The original Shirkers movie was intended to be a road film that followed the journey of a young teenage assassin named “S” played by Tan herself. The title comes from Tan’s belief that in life, “there are movers. There are shakers. And there are shirkers.” a tagline thats a love letter to those who evade responsibilities, and try to evade, destroy or redefine the confines of society, who don’t do as they are told or don’t do what they should.
The world that was created for this movie is rich and deeply enchanting, filled with vivid imagery straight from Tan’s alluring and fascinating imagination. When filming and production was completed, Tan and her friends/fellow crew members returned to their colleges and universities in other parts of the world while their mentor, Georges Cardona, was to develop the film and send it to one of Tan’s friends to be edited. However, the film was never received, and Georges Cardona mysteriously disappeared, along with Shirkers.
The first half of the documentary is filled with clips of the movie itself, resurrected from years of isolation and storage. Tan and her old friends recount old stories of the film’s production and most interestingly the enigma of a man that was Georges Cardona, and in the later half, it follows the old crew reuniting once more.

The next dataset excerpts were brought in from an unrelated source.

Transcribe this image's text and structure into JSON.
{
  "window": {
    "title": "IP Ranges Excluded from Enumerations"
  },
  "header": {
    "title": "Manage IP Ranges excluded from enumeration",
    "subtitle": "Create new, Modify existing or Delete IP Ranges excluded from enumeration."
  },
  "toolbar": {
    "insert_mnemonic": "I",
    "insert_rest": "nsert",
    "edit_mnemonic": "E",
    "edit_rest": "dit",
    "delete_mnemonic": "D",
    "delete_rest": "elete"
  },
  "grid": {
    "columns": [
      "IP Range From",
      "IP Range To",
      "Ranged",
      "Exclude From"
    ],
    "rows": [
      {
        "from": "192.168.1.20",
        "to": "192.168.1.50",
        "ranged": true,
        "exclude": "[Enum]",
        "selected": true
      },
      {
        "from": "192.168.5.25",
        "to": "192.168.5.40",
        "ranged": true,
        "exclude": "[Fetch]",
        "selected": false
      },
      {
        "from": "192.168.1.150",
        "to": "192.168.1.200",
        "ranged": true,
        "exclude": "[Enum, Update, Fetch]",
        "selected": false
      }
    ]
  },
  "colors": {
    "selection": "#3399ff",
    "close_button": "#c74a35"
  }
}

Before she started making Shirkers, in high school Tan and her best friend Jasmine Ng, would create visually powerful zines and send them to various publications. While there had not been much of a creative scene like this in Singapore before, Tan and her friends admirably tried to create their very own. Tan believed that one could “find freedom by building worlds inside your head.” The Shirkers documentary in addition feels like a homage to the Singapore of yesteryear, one that no longer exists, a Singapore that was slightly less urban, one that had not quite yet traded small adorning buildings of local shops and businesses and jungle for tall and omnipresent skyscrapers.

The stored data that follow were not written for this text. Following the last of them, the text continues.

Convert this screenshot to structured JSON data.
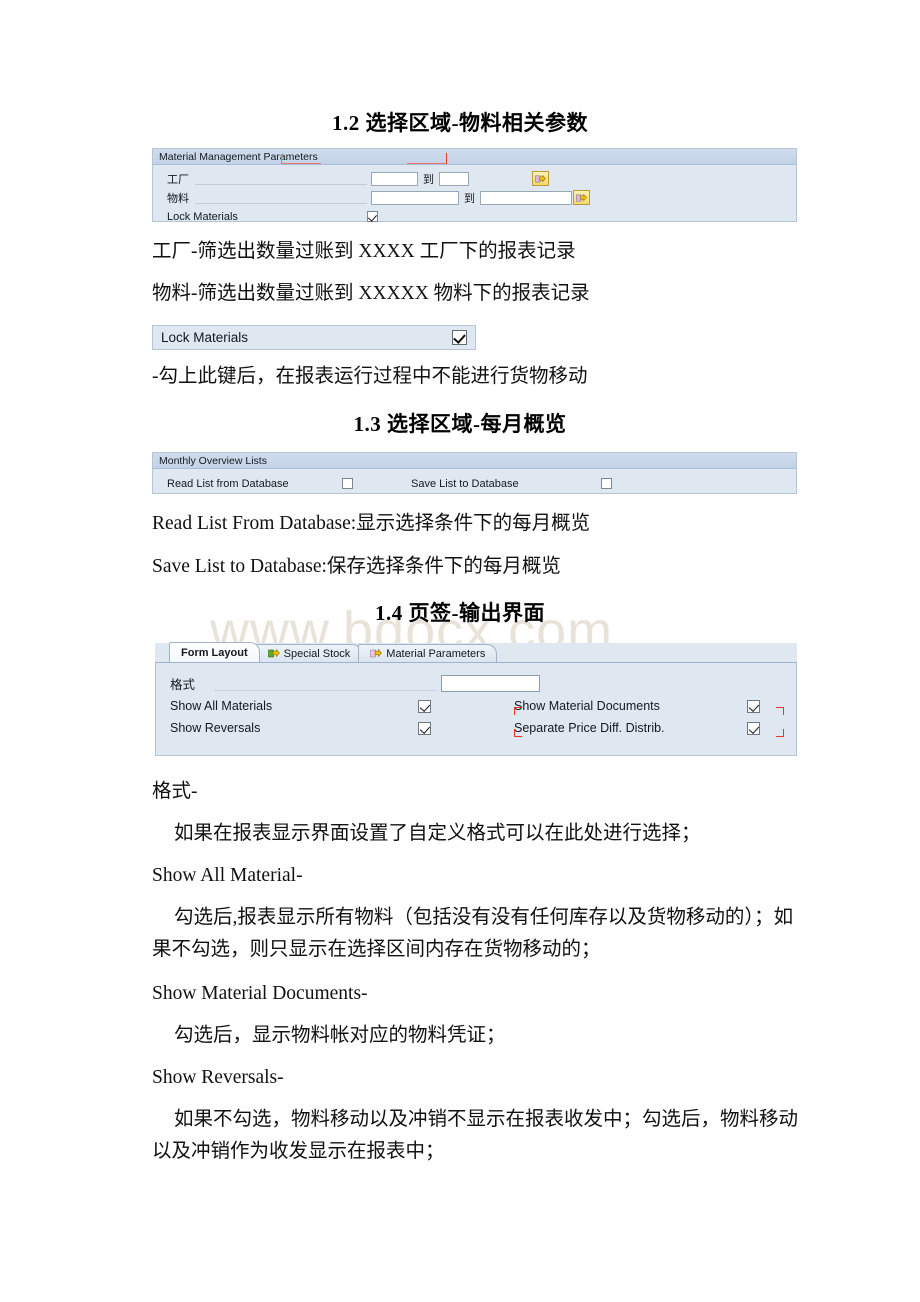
{
  "document": {
    "watermark": "www.bdocx.com"
  },
  "sections": {
    "heading_1_2": "1.2 选择区域-物料相关参数",
    "heading_1_3": "1.3 选择区域-每月概览",
    "heading_1_4": "1.4 页签-输出界面"
  },
  "material_panel": {
    "title": "Material Management Parameters",
    "rows": [
      {
        "label": "工厂",
        "to_label": "到",
        "from_value": "",
        "to_value": "",
        "multi_icon": "multi-select-arrow-icon"
      },
      {
        "label": "物料",
        "to_label": "到",
        "from_value": "",
        "to_value": "",
        "multi_icon": "multi-select-arrow-icon"
      }
    ],
    "lock_row": {
      "label": "Lock Materials",
      "checked": true
    }
  },
  "paragraphs": {
    "plant_desc": "工厂-筛选出数量过账到 XXXX 工厂下的报表记录",
    "material_desc": "物料-筛选出数量过账到 XXXXX 物料下的报表记录",
    "lock_desc": "-勾上此键后，在报表运行过程中不能进行货物移动",
    "read_list_desc": "Read List From Database:显示选择条件下的每月概览",
    "save_list_desc": "Save List to Database:保存选择条件下的每月概览",
    "format_title": "格式-",
    "format_desc": "如果在报表显示界面设置了自定义格式可以在此处进行选择；",
    "show_all_material_title": "Show All Material-",
    "show_all_material_desc": "勾选后,报表显示所有物料（包括没有没有任何库存以及货物移动的）；如果不勾选，则只显示在选择区间内存在货物移动的；",
    "show_material_documents_title": "Show Material Documents-",
    "show_material_documents_desc": "勾选后，显示物料帐对应的物料凭证；",
    "show_reversals_title": "Show Reversals-",
    "show_reversals_desc": "如果不勾选，物料移动以及冲销不显示在报表收发中；勾选后，物料移动以及冲销作为收发显示在报表中；"
  },
  "lock_materials_strip": {
    "label": "Lock Materials",
    "checked": true
  },
  "monthly_panel": {
    "title": "Monthly Overview Lists",
    "options": [
      {
        "label": "Read List from Database",
        "checked": false
      },
      {
        "label": "Save List to Database",
        "checked": false
      }
    ]
  },
  "output_tabs": {
    "tabs": [
      {
        "label": "Form Layout",
        "active": true,
        "icon": null
      },
      {
        "label": "Special Stock",
        "active": false,
        "icon": "green-arrow-icon"
      },
      {
        "label": "Material Parameters",
        "active": false,
        "icon": "pink-arrow-icon"
      }
    ],
    "format_field": {
      "label": "格式",
      "value": ""
    },
    "checkboxes_left": [
      {
        "label": "Show All Materials",
        "checked": true
      },
      {
        "label": "Show Reversals",
        "checked": true
      }
    ],
    "checkboxes_right": [
      {
        "label": "Show Material Documents",
        "checked": true
      },
      {
        "label": "Separate Price Diff. Distrib.",
        "checked": true,
        "annotated": true
      }
    ]
  },
  "colors": {
    "panel_bg": "#dfe7f1",
    "panel_border": "#b6c4d6",
    "titlebar": "#c7d6e8",
    "annotation_red": "#e8362b",
    "button_yellow": "#f4dc78",
    "watermark": "#e8e3d8"
  }
}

Shirkers was a film that was so ahead of its time and so strongly reminiscent of other unique films that came out years later in the late 90’s with movies such as Rushmore by Wes Anderson and Ghost World by Terry Zwigoff. As the film progresses you start to feel how much of a tragedy the loss of this film was, how culturally influential the film could have been, how famous these young filmmakers could have become and the sheer frustration in knowing that such a beautiful masterpiece will never be fully completed. The Shirkers documentary reminds us all of the burning passion of youth, and what it means to believe that anything is possible. Although Tan was unable to completely bring Shirkers back to life, due to the fact that all the audio from the film was gone, through the documentary they were able to “give Shirkers an afterlife.” Almost 30 years since the original film was made in 1992, the sheer earnestness and sincerity behind the project shines through in all of its originality and gracefulness, a true homage to the road film genre.